The Hall effect and the physical basis of the Hall sensor. If an electric current I is passed along the sample, and a magnetic field B is created perpendicular to the plane of the plate, then an electric field is created on the side planes of the plate in the direction CD, which is called the Hall field. In practice, as a rule, the Hall field is characterized by a potential difference, which is measured between the symmetric points C and D on the side surface of the sample. This potential difference is called the Hall potential difference Uhal or Hall E.M.F. prick, Hall of εhal.

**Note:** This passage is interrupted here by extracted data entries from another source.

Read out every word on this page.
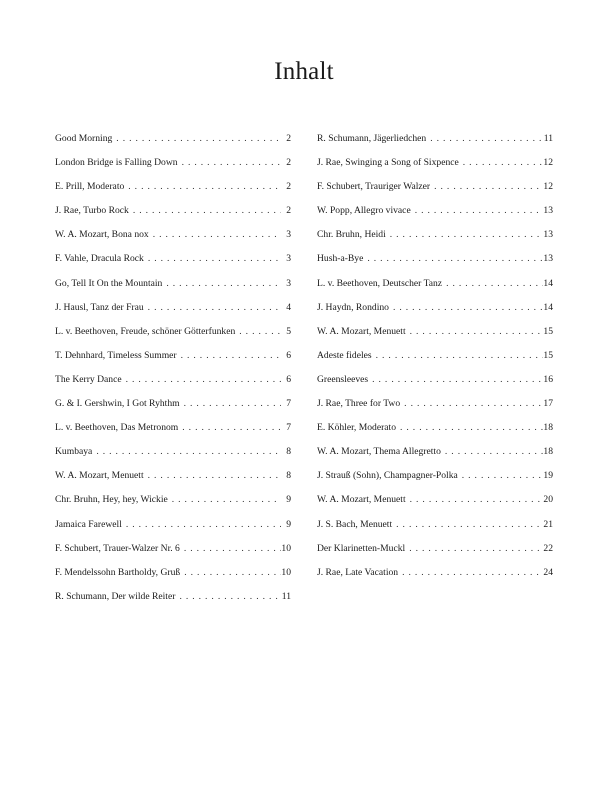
Inhalt
Good Morning . . .	2
London Bridge is Falling Down . . .	2
E. Prill, Moderato . . .	2
J. Rae, Turbo Rock . . .	2
W. A. Mozart, Bona nox . . .	3
F. Vahle, Dracula Rock . . .	3
Go, Tell It On the Mountain . . .	3
J. Hausl, Tanz der Frau . . .	4
L. v. Beethoven, Freude, schöner Götterfunken . . .	5
T. Dehnhard, Timeless Summer . . .	6
The Kerry Dance . . .	6
G. & I. Gershwin, I Got Ryhthm . . .	7
L. v. Beethoven, Das Metronom . . .	7
Kumbaya . . .	8
W. A. Mozart, Menuett . . .	8
Chr. Bruhn, Hey, hey, Wickie . . .	9
Jamaica Farewell . . .	9
F. Schubert, Trauer-Walzer Nr. 6 . . .	10
F. Mendelssohn Bartholdy, Gruß . . .	10
R. Schumann, Der wilde Reiter . . .	11
R. Schumann, Jägerliedchen . . .	11
J. Rae, Swinging a Song of Sixpence . . .	12
F. Schubert, Trauriger Walzer . . .	12
W. Popp, Allegro vivace . . .	13
Chr. Bruhn, Heidi . . .	13
Hush-a-Bye . . .	13
L. v. Beethoven, Deutscher Tanz . . .	14
J. Haydn, Rondino . . .	14
W. A. Mozart, Menuett . . .	15
Adeste fideles . . .	15
Greensleeves . . .	16
J. Rae, Three for Two . . .	17
E. Köhler, Moderato . . .	18
W. A. Mozart, Thema Allegretto . . .	18
J. Strauß (Sohn), Champagner-Polka . . .	19
W. A. Mozart, Menuett . . .	20
J. S. Bach, Menuett . . .	21
Der Klarinetten-Muckl . . .	22
J. Rae, Late Vacation . . .	24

In the classical theory of conductivity, the Hall effect is explained by the fact that in a magnetic field, moving electric charges are affected by the Lorentz force, the magnitude and direction of which are determined by the vector equation:
F = e [VB] ( 1 ),
where B is a vector of induction of magnetic-field,
V is a rate of movement of charges,
е is a charge of transmitters of current taking into account a sign.
In our case, V is perpendicular to B and the electric field of the Hall is determined by:
Ehal = V B ( 2 ),
is associated E.M.F. Hall of εhal, or hall potential difference as follows:
εhal = Uhal = Ehal d= VBd ( 3 ).
Strength of current which flows through unit of area of cross-sectional of standard is equal to the closeness of current:
J = enV ( 4 ),
where п is an amount of transmitters of current in unit of volume of standard (concentration of transmitters of current). From here strength of current:
I = jbd=enVbd ( 5 ).
That enables to write down:
V = I / enbd ( 6 ),
εhal = IB/ enb ( 7 ).
Thus, E.M.F. Hall (or Uhal) proportional to strength of current, induction of magnetic-field, and inversely proportional to the thickness of standard and concentration of transmitters of current in him.
Often recorded:
εhal = R⋅ IB/b ( 8).
Where the coefficient R = 1 / ne is the Hall constant, which, for example, for semiconductors has a value from 10 - 10∧5 cm3/Cl.